18 Ağustos 2012 Cumartesi

  Bugün TV'de haber niteliğinde olmayan haberlere bakıyorum öylesine. Hani "gerçek" ve "gündem"le ilgili haberler bittikten sonra çıkan şeyler... İşte "bilmemne ilinin bilmemne ilçesinde bir kedi ağaçtan böyle kurtarıldı", "parktan kaçan zürafa dehşet saçtı", "müşterilerini ayağı ile tıraş eden berbere rağbet çok" gibi. Efendim Amerika'da bir evsiz bayılmış. Başında da köpeği varmış. Köpek koruyor tabi sahibini, yardım etmek isteyen polislere havlıyor yaklaştırmıyor filan. Sonra polise doğru hamle yapıyor, tabi ki kucak dolusu sevgi vermek için değil, ısırmak için. Polis ise vuruyor tabancası ile köpeği. Doğru, yanlış yaptı kendi vicdanına kalmış, yadırgamıyoruz.

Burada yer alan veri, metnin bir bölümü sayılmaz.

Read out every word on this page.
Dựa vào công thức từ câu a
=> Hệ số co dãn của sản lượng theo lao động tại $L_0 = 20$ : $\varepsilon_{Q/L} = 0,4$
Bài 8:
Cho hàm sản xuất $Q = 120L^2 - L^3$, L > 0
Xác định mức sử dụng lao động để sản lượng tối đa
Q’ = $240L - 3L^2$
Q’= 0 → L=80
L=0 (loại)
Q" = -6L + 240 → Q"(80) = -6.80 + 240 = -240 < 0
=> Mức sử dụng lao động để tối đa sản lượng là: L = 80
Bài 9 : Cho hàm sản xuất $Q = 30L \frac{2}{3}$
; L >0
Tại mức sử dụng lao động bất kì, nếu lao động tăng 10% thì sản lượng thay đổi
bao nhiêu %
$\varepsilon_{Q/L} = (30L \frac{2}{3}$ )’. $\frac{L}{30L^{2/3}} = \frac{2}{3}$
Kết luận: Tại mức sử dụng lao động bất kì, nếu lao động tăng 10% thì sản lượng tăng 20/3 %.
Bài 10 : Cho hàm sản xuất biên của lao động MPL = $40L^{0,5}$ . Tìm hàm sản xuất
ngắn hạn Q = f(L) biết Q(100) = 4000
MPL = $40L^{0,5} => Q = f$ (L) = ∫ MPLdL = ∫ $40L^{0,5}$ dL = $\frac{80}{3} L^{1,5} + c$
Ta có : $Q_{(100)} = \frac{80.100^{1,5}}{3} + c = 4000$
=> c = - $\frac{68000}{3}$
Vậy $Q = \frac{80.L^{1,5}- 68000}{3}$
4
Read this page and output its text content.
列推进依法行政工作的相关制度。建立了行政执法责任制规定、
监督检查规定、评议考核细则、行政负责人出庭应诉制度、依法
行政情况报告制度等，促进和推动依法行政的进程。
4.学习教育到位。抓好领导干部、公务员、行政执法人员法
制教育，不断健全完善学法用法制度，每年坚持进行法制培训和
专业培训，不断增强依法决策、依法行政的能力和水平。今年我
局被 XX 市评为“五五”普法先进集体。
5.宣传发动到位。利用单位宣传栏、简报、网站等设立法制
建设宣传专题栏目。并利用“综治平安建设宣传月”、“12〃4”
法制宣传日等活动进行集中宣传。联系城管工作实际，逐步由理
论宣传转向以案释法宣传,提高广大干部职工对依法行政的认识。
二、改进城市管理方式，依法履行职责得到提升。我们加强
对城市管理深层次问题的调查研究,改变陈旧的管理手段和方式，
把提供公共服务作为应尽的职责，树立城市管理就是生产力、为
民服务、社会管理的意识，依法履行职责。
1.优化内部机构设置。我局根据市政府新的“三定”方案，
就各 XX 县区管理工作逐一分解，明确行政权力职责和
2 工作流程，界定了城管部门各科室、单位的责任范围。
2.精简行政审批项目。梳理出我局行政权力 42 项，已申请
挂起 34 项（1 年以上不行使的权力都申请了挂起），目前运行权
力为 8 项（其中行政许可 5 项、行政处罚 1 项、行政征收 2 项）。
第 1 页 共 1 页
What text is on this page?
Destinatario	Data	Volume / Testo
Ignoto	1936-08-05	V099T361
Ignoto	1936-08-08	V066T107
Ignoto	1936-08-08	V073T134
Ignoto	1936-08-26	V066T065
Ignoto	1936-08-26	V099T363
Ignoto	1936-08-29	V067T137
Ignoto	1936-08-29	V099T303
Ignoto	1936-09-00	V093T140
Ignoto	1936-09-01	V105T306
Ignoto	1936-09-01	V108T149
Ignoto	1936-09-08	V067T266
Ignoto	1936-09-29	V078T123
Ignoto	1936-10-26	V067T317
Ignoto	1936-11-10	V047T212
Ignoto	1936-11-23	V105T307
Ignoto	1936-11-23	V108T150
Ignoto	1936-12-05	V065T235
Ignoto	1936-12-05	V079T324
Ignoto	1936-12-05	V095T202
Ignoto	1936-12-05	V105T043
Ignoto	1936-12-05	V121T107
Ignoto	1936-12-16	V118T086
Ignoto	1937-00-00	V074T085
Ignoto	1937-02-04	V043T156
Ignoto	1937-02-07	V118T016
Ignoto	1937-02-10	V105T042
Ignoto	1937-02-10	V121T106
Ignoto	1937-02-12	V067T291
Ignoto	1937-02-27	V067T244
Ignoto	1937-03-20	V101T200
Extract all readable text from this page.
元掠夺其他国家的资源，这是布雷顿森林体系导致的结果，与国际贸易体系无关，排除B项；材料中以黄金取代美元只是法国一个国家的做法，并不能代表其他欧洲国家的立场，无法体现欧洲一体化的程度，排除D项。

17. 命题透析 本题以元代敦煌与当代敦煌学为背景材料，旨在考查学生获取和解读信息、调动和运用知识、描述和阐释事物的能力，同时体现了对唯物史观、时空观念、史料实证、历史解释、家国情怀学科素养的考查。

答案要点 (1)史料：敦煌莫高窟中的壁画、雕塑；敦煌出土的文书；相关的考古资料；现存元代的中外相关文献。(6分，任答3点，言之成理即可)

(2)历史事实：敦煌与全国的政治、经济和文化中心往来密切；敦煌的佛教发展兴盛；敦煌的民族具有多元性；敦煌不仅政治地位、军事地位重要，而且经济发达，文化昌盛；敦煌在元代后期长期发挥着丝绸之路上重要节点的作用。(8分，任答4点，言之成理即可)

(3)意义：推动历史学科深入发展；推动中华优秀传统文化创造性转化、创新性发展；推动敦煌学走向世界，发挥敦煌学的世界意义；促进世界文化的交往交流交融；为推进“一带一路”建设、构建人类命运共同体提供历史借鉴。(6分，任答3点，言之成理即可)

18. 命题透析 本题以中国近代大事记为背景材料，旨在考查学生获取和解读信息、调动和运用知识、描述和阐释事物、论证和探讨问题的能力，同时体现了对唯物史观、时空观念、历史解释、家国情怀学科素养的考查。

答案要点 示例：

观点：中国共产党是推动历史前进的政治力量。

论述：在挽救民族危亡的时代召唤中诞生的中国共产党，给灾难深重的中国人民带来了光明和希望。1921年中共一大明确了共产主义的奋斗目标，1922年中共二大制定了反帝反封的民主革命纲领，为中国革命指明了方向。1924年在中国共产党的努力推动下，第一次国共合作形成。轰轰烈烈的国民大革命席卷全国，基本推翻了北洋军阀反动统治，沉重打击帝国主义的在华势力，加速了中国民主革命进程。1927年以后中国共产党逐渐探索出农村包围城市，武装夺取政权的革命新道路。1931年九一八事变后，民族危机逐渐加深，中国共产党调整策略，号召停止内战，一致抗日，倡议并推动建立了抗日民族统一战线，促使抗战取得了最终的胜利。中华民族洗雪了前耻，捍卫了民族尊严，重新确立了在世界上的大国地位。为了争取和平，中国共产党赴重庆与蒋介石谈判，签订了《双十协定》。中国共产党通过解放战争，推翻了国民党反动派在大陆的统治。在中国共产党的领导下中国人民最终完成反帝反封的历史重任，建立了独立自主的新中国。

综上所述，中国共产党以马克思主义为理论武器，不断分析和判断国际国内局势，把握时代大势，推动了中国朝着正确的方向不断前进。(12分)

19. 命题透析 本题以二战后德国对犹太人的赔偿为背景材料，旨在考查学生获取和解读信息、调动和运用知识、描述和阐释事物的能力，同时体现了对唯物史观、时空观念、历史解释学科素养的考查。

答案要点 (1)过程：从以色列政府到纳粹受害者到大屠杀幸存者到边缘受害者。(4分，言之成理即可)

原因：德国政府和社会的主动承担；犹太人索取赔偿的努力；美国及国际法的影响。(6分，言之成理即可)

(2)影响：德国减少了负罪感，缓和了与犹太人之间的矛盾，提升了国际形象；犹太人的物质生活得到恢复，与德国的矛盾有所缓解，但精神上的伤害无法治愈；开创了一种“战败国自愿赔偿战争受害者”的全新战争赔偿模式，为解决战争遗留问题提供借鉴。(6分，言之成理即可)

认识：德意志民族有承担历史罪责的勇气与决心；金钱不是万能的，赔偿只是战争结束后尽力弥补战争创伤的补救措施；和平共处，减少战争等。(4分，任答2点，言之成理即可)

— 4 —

Ama köpek vurulduktan sonra duyduğum çığlıklar tüylerimi ürpertti. Hayır, o çığlıkların yüksekliği veya oktavı değildi beni etkileyen, içindeki duygu da değildi. İçtendi belki doğru, ama o değildi müessir olan. Şuydu etkilendiğim iki noktadan birisi : buradaki çığlığın, buradaki vicdanın başka yerlerde akis bul(a)maması. Oradaki kadının köpek için yaktığı feryat, Dünya'nın herhangi bir yerinde ölen bir masum insan için çıkmayacak asla onun ağzından.  Dünya'nın en çok tüketen toplumu, tüketmek için diğer ülkelerin üstüne basıp çıkarken, bu çığlık sadece kıta içinde kalacak.
   Dolaysız olarak etkilenmemi sağlayan öteki sebebi de yazayım. O haberden önce de, Güney Afrika'da maaşlarının arttırılması isteyen (veya bizim bilmediğimiz sebeplerle)  ayaklanan, maden işçilerinin protestosunu gördüm. 30 (sayısı "1" bile olsa aslında yeterlidir. "1" can, anılmak için yeterince değerlidir, bundan emin olalım) kişi, polis tarafından kurşuna diziliyor. Kamera karşısında.. Her şey kayıt altında. Orada, ekranda 30 ruh bedeni terkedip gidiyor. Ama bunun karşısında atılan çığlıklar, sadece ölenlerin yakınlarına ait. Ne kurşunları sıkan polislerin çürümüş vicdanlarından ve itaat etmiş beyinlerinden, ne de Dünya'nın herhangi bir yerinde, "yüksek medeniyet"e sahip göreceli olarak geliştiğini iddia eden Batı ülkelerinden çıt çıkmayacak. "E ne var yani , Dünya'nın her yerinde her an yüzlerce insan ölmüyor mu? Bak Suriye'ye mesela, kimse bir şey demiyor." diyebiliriz. Ama bu soruyu soracak hale geldiysek zaten oturup düşünmeliyiz : Sanki burada, bu dünyada bir sorun var?